Dougal Driver, CEO of Grown in Britain, explains:
“80%3 of the timber we use in the UK comes from abroad but the message from the construction and retail sectors is clear: their preference is timber Grown in Britain.“Recent research with the construction sector, for example, has shown that over 60% of those surveyed would be prepared to include a clause requesting the use of Grown in Britain timber in their contracts.“Our focus this year has been on creating and launching a license scheme that highlights and promotes British timber products, and gives a guarantee of their source and origin.“When a customer buys a Grown in Britain licensed and labelled product they have assurance that it’s home-grown here in the UK. It’s a proud mark that enables customers to buy authentic British wood products, safe in the knowledge that the forests and woods are protected and managed to the Government’s UK forestry standards.”
Currently employing 40,000 people5 across the UK and contributing £6.5billion to GDP6, the UK’s forestry, wood processing and manufacturing sectors are a critical home-grown resource – but there’s more that could be achieved. Against a European average of 37%, there is only 13% woodland cover in the UK7.

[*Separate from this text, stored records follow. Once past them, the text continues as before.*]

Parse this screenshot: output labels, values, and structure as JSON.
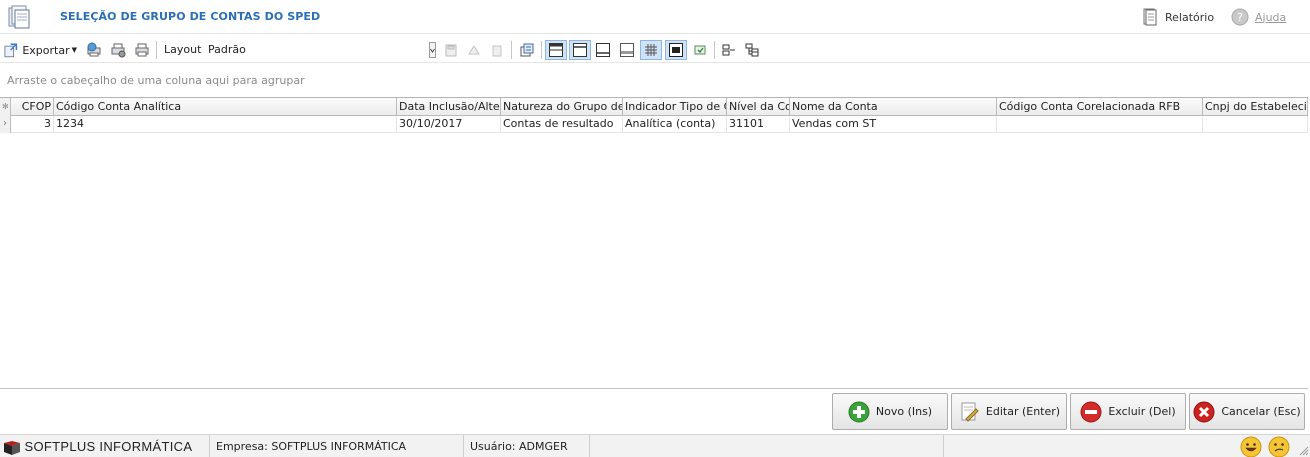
{
  "window": {
    "title": "SELEÇÃO DE GRUPO DE CONTAS DO SPED"
  },
  "titlebar": {
    "report_label": "Relatório",
    "help_label": "Ajuda"
  },
  "toolbar": {
    "export_label": "Exportar",
    "layout_label": "Layout",
    "layout_value": "Padrão"
  },
  "groupbar": {
    "hint": "Arraste o cabeçalho de uma coluna aqui para agrupar"
  },
  "grid": {
    "columns": [
      "CFOP",
      "Código Conta Analítica",
      "Data Inclusão/Alteração",
      "Natureza do Grupo de Contas",
      "Indicador Tipo de Conta",
      "Nível da Conta",
      "Nome da Conta",
      "Código Conta Corelacionada RFB",
      "Cnpj do Estabelecimento"
    ],
    "rows": [
      [
        "3",
        "1234",
        "30/10/2017",
        "Contas de resultado",
        "Analítica (conta)",
        "31101",
        "Vendas com ST",
        "",
        ""
      ]
    ]
  },
  "actions": {
    "new_label": "Novo (Ins)",
    "edit_label": "Editar (Enter)",
    "delete_label": "Excluir (Del)",
    "cancel_label": "Cancelar (Esc)"
  },
  "status": {
    "brand": "SOFTPLUS INFORMÁTICA",
    "company": "Empresa: SOFTPLUS INFORMÁTICA",
    "user": "Usuário: ADMGER"
  },
  "colors": {
    "title_blue": "#2a6fb7",
    "new_green": "#3aa23a",
    "delete_red": "#d22b2b",
    "cancel_red": "#cc2222"
  }
}
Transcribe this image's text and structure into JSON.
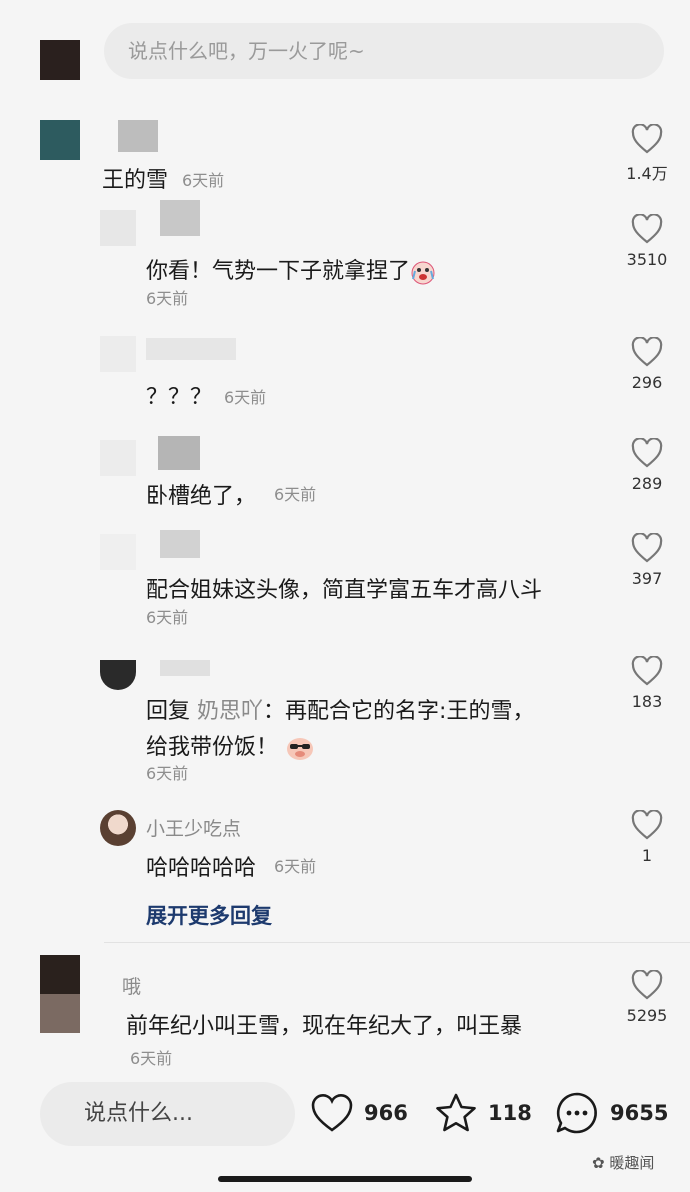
{
  "top_input": {
    "placeholder": "说点什么吧，万一火了呢~"
  },
  "comments": [
    {
      "name": "",
      "text": "王的雪",
      "time": "6天前",
      "likes": "1.4万"
    },
    {
      "name": "",
      "text": "你看！气势一下子就拿捏了",
      "time": "6天前",
      "likes": "3510",
      "emoji": "crying-face-emoji"
    },
    {
      "name": "",
      "text": "？？？",
      "time": "6天前",
      "likes": "296"
    },
    {
      "name": "",
      "text": "卧槽绝了，",
      "time": "6天前",
      "likes": "289"
    },
    {
      "name": "",
      "text": "配合姐妹这头像，简直学富五车才高八斗",
      "time": "6天前",
      "likes": "397"
    },
    {
      "name": "",
      "reply_prefix": "回复",
      "reply_to": "奶思吖",
      "text_line1": "：再配合它的名字:王的雪，",
      "text_line2": "给我带份饭！",
      "time": "6天前",
      "likes": "183",
      "emoji": "cool-pig-emoji"
    },
    {
      "name": "小王少吃点",
      "text": "哈哈哈哈哈",
      "time": "6天前",
      "likes": "1"
    },
    {
      "name": "哦",
      "text": "前年纪小叫王雪，现在年纪大了，叫王暴",
      "time": "6天前",
      "likes": "5295"
    }
  ],
  "expand_label": "展开更多回复",
  "bottom": {
    "input_placeholder": "说点什么...",
    "like_count": "966",
    "star_count": "118",
    "comment_count": "9655"
  },
  "watermark": "暖趣闻"
}
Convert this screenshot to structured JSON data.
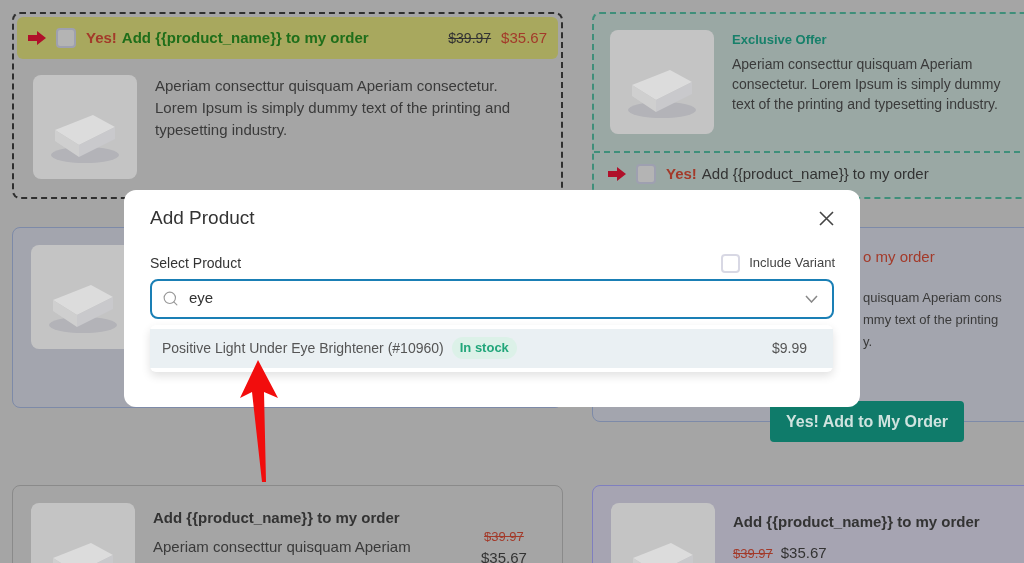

Sir Harry Studholme, Chair of the Forestry Commission, said:
“It’s great to see forestry and the businesses that use timber thriving. Grown in Britain is doing a wonderful job making people aware of the importance of British forestry to our economy and society. People are connecting their love of trees with their love of wood and this helps build new markets.“This is true for all woods that supply our timber – both the softwoods we use for building and our higher value hardwoods. Here in particular there’s a very special opportunity for the broadleaved woodlands that supply our hardwoods because by bringing these often neglected woodlands back into production we can improve habitats at the same time as providing new employment.“We also need to create new woodlands to provide our timber and fuel in decades to come. This should become easier if we can show real returns on our current woodlands, and building new and profitable markets is the way to achieve this. The exciting role for Grown in Britain is to turn this vision into reality.”
The Grown in Britain initiative is about bringing together people and businesses from across the forestry, construction and retail sectors to both generate demand, and support woodland creation and management. Grown in Britain Week 2014 (13th – 19th October 2014) will be marked by a series of national events, celebrating progress to date.